A negative outlook, if adopted, would make a rating cut more likely over the following 12-to-18 months.
For the United States, a loss of the top Aaa rating, reduce the appeal of U.S. Treasuries, which currently rank as among the world’s safest investments.
“From a credit perspective, the negative effects on government finance are likely to outweigh the positive effects of higher economic growth,” Moody’s analyst Steven Hess said in a report sent late on Sunday.
It’s worth noting that in February of this year, Timothy Geither was saying the loss of our AAA rating could NEVER happen,
So on THIS WEEK, during our exclusive interview with Treasury Secretary Timothy Geithner, I asked if the U.S. is at risk of losing its triple-A bond rating.

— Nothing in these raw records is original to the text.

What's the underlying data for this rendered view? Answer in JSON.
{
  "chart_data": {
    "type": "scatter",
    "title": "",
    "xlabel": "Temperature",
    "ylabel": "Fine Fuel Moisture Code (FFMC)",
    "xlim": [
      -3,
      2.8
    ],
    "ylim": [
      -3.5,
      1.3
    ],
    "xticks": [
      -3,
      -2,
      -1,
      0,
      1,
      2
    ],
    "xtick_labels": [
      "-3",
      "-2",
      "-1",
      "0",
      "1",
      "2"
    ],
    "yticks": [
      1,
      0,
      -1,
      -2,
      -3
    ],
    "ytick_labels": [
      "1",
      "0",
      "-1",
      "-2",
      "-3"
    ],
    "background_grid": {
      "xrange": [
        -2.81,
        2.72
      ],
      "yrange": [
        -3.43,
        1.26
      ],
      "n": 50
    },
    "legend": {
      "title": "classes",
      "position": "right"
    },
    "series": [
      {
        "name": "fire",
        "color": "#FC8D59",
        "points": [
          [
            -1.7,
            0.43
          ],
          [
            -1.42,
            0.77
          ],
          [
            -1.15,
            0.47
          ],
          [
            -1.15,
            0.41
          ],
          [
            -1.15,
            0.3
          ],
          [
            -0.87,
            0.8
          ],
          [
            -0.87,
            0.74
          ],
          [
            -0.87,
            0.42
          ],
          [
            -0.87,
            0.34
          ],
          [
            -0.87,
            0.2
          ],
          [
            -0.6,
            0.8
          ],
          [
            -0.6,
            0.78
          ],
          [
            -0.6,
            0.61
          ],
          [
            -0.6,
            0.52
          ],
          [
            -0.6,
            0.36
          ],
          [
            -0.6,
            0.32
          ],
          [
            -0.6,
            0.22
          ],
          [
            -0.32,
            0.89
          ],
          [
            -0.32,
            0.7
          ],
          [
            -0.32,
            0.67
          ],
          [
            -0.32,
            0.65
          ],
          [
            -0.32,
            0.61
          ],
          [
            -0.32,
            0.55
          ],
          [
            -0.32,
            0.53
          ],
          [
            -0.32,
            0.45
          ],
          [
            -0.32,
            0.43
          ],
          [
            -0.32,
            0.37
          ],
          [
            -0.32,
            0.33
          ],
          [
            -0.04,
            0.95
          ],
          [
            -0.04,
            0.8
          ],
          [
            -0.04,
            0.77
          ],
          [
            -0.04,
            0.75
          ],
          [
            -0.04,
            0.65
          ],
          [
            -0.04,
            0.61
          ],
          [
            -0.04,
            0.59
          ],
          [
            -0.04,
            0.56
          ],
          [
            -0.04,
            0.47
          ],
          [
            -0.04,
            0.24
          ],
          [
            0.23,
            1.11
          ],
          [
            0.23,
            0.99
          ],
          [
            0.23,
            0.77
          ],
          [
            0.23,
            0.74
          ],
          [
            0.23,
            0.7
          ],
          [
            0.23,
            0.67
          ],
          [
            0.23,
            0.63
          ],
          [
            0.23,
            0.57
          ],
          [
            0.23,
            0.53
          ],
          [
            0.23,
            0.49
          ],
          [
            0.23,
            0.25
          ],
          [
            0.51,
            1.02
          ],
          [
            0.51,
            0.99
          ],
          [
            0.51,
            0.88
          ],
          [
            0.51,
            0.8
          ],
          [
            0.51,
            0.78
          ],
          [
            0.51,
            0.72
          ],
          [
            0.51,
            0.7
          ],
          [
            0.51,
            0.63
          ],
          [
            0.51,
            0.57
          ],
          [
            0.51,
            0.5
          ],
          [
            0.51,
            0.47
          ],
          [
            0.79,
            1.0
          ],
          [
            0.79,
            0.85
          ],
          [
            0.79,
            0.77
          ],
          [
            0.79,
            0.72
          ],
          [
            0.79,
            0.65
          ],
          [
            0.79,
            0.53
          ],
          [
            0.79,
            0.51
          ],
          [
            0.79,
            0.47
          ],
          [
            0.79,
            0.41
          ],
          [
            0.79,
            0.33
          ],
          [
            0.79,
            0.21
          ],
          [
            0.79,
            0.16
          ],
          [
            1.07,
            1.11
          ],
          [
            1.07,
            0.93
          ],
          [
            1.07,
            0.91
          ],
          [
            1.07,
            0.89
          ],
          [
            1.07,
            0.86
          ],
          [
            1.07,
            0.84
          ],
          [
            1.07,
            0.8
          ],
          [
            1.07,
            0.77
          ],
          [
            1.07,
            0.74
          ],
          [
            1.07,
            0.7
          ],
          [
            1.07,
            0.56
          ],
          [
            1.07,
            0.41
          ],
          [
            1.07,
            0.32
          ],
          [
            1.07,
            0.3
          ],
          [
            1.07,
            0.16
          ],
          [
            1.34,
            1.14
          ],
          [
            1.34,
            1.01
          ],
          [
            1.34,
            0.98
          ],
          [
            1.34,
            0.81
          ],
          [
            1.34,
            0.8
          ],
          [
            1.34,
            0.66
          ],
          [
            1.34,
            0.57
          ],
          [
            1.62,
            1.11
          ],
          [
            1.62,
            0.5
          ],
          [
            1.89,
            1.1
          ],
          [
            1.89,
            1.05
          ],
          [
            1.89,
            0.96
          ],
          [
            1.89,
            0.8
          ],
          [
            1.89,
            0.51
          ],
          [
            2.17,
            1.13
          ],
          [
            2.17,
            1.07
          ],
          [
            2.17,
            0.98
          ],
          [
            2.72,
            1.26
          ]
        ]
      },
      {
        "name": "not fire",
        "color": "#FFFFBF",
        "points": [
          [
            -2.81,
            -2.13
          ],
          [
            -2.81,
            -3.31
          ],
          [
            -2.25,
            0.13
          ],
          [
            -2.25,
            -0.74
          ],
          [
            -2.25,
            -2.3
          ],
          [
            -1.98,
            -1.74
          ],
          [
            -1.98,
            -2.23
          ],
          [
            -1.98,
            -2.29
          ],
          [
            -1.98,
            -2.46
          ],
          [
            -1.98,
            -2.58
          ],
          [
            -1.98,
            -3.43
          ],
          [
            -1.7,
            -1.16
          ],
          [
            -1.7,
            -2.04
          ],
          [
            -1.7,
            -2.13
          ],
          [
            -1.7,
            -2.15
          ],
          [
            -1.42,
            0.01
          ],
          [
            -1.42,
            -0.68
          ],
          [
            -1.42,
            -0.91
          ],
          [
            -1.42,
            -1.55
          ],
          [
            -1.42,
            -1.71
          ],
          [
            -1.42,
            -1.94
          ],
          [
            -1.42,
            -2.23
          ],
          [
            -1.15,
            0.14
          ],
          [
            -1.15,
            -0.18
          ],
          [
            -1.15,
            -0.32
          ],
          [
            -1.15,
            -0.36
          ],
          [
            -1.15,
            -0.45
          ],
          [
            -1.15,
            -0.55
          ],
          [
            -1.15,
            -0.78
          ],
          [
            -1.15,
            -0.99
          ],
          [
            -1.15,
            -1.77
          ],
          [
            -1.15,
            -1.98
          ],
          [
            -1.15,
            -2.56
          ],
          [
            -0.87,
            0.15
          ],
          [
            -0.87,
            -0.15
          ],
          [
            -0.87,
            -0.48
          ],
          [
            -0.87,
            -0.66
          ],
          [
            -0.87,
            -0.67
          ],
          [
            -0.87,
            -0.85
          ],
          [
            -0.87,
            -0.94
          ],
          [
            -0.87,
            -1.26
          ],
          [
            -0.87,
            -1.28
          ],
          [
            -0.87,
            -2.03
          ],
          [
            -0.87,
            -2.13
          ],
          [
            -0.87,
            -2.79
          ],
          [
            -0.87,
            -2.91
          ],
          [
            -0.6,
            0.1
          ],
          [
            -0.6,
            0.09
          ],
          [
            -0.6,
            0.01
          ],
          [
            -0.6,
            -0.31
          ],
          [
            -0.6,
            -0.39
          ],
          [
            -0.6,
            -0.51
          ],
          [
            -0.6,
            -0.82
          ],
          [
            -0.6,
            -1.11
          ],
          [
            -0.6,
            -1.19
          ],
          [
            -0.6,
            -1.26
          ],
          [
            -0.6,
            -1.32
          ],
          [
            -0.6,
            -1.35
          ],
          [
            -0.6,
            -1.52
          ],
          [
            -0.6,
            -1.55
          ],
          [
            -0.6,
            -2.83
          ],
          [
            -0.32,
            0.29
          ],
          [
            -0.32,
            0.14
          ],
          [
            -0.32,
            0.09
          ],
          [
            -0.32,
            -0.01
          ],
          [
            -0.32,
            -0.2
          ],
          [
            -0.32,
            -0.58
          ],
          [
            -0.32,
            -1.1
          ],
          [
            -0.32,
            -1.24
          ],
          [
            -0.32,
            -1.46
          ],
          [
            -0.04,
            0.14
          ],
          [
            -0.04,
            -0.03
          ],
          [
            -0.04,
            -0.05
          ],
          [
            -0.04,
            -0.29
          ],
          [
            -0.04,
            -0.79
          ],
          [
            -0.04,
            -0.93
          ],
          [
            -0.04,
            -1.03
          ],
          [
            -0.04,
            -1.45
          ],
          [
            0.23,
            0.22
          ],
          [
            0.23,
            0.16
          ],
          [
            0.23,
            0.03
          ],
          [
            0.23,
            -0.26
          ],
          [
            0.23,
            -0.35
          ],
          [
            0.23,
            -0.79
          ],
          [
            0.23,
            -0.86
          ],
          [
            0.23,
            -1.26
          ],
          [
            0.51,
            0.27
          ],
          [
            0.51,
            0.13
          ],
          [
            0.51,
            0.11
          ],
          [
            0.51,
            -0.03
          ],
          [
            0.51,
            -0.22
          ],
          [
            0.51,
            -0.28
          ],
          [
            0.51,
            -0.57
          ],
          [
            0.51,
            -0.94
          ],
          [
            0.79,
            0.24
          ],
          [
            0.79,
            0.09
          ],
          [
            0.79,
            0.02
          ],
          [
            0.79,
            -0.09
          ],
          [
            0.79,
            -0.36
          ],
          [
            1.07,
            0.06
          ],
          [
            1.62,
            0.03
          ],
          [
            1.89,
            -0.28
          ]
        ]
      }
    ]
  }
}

He responded bluntly: “Absolutely not. And that will never happen to this country.”
“When people were most worried about the stability of the world, they still found safety in the Treasuries and the dollar,” he continued. “That is a very, very important sign of basic confidence in our capacity as a country to work together to fix these problems.”
How long until “never” gets here? It could be as little as 12-18 months if this deal goes through — and the consequences could be devastating. The cost of servicing our debt would increase dramatically and it would significantly reduce the amount of foreign investment coming into the United States.
Would losing the Bush tax cuts hurt? You bet. But, would losing those tax cuts hurt more than losing our AAA rating? Not even close.
This bill is popular with the public and probably headed towards passage, but the potential long term consequences of losing our AAA rating, lower Social Security taxes, a higher estate tax, and not paying for the unemployment extension tilt the scales against this deal, even if it’s the best one we can get. There are some significant benefits to this deal and so it’s understandable that many Republicans will continue to support it, but I don’t think I can continue to be one of them.